Que l’on ne soit pour l’instant que dans l’espace du discours est une évidence. Cependant, on doit constater la continuité de ce discours entre l’avant et l’après-élection présidentielle. Il faut aussi remarquer que la position de Nicolas Sarkozy a été affaiblie par les résultats du 2ème tour des élections législatives et l’importante abstention qui s’y manifestât. Même si les dirigeants de l’UMP refusent de l’admettre, passer d’une estimation de 405 à 420 sièges à une réalité de 318 élus a un sens, en dépit du fait que la majorité au Parlement soit conservée. Le décalage entre la prévision et le résultat réel a bien été perçu dans l’opinion comme une correction significative donnée au mandat confié au nouveau Président. Ce dernier ne connaîtra pas un " état de grâce " comparable à celui de ses prédécesseurs.
Ces différents événements forment un tout. Il éclaire les contradictions et dynamiques du " sarkozysme ", mais aussi de l’ensemble de la classe politique française. Les commentaires euphoriques des défenseurs du système après l’élection Présidentielle se trouvent ainsi démentis. La crise du système politique français est toujours présente. On l’avait diagnostiqué dans le fait que les 3 principaux candidats de l’élection Présidentielle avaient dû reprendre à leur compte une bonne partie des éléments du discours des adversaires du système. Ce diagnostic est ainsi confirmé. Il doit cependant être enrichi par l’analyse des récents événements.
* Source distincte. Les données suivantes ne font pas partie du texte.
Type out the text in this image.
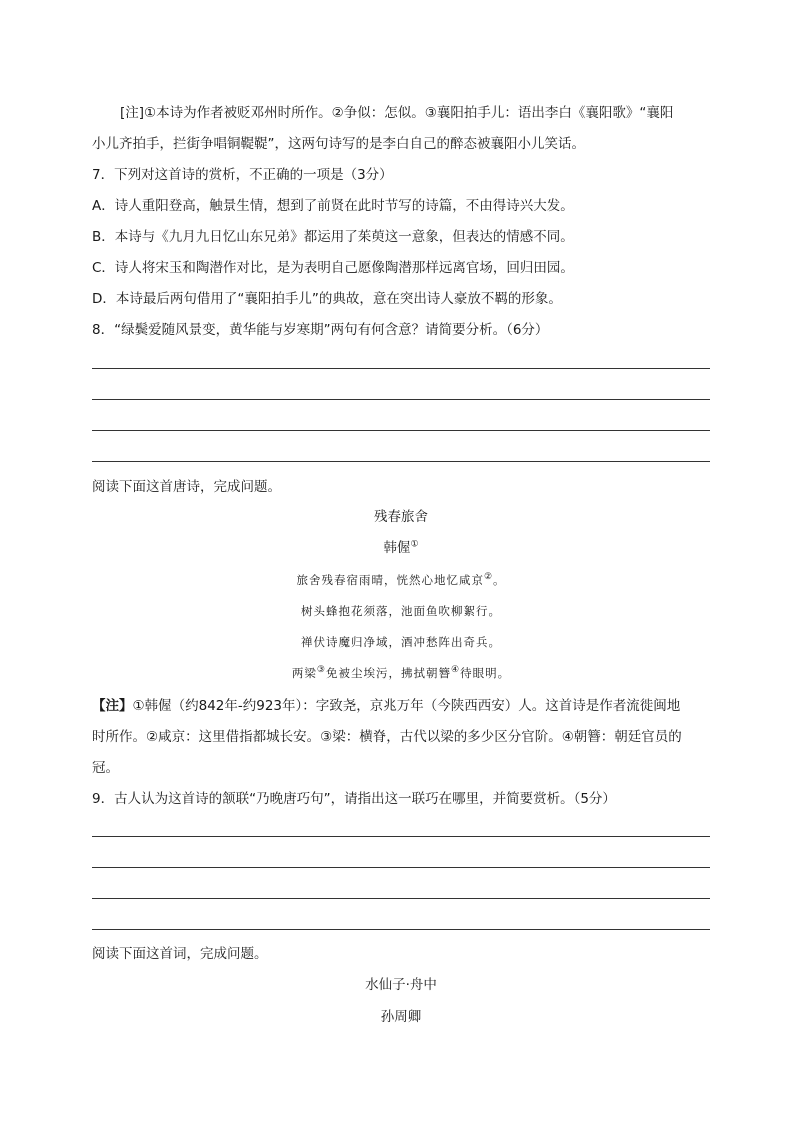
[注]①本诗为作者被贬邓州时所作。②争似：怎似。③襄阳拍手儿：语出李白《襄阳歌》“襄阳
小儿齐拍手，拦街争唱铜鞮鞮”，这两句诗写的是李白自己的醉态被襄阳小儿笑话。
7．下列对这首诗的赏析，不正确的一项是（3分）
A．诗人重阳登高，触景生情，想到了前贤在此时节写的诗篇，不由得诗兴大发。
B．本诗与《九月九日忆山东兄弟》都运用了茱萸这一意象，但表达的情感不同。
C．诗人将宋玉和陶潜作对比，是为表明自己愿像陶潜那样远离官场，回归田园。
D．本诗最后两句借用了“襄阳拍手儿”的典故，意在突出诗人豪放不羁的形象。
8．“绿鬓爱随风景变，黄华能与岁寒期”两句有何含意？请简要分析。（6分）
阅读下面这首唐诗，完成问题。
残春旅舍
韩偓①
旅舍残春宿雨晴，恍然心地忆咸京②。
树头蜂抱花须落，池面鱼吹柳絮行。
禅伏诗魔归净域，酒冲愁阵出奇兵。
两梁③免被尘埃污，拂拭朝簪④待眼明。
【注】①韩偓（约842年-约923年）：字致尧，京兆万年（今陕西西安）人。这首诗是作者流徙闽地
时所作。②咸京：这里借指都城长安。③梁：横脊，古代以梁的多少区分官阶。④朝簪：朝廷官员的
冠。
9．古人认为这首诗的颔联“乃晚唐巧句”，请指出这一联巧在哪里，并简要赏析。（5分）
阅读下面这首词，完成问题。
水仙子·舟中
孙周卿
I. Un traité aux forceps pour une Constitution défunte.
L’élément le plus significatif réside dans la posture adoptée par Nicolas Sarkozy lors des négociations du Conseil Européen qui ont abouti à l’accord sur un mini-Traité.
Se présentant explicitement comme le représentant d’un pays qui avait massivement rejeté le TCE, Nicolas Sarkozy a fait retirer du futur Traité tous les éléments issus du TCE et visant à construire les éléments symboliques d’une souveraineté supranationale, ainsi que les références à la trop fameuse " concurrence libre et non faussée " que l’auteur de ces lignes avait durement attaqué avant et après le Référendum de 2005. Enfin, la place des services publics à la Française est officiellement reconnue.
On peut soutenir que ces changements ne sont que de pure forme. La Commission de Bruxelles en effet reste maîtresse de l’interprétation des normes de concurrence et peut ainsi venir s’opposer aux politiques industrielles nationales là et quand ces dernières exigeraient une suspension de la concurrence. La reconnaissance des services publics peut être vue comme une simple concession. Il est indiscutable que le cadre réglementaire de l’Union Européenne va toujours dans le sens d’un affaiblissement, voire d’un démantèlement des services publics. L’absence des symboles de souveraineté pour l’UE ne doit pas, non plus, être compris comme un renoncement complet au projet fédéral.
Tout cela est vrai et il est important de mettre en garde contre toute interprétation triomphaliste de ce qui s’est joué dans la nuit des 22 au 23 juin 2007. Nicolas Sarkozy, défenseur du " oui " lors du référendum ne s’est pas mué en une nuit en partisan du " non ". Cependant, il serait tout aussi erroné de ne pas saisir ce que les concessions symboliques représentent, justement parce qu’il s’agit de symboles.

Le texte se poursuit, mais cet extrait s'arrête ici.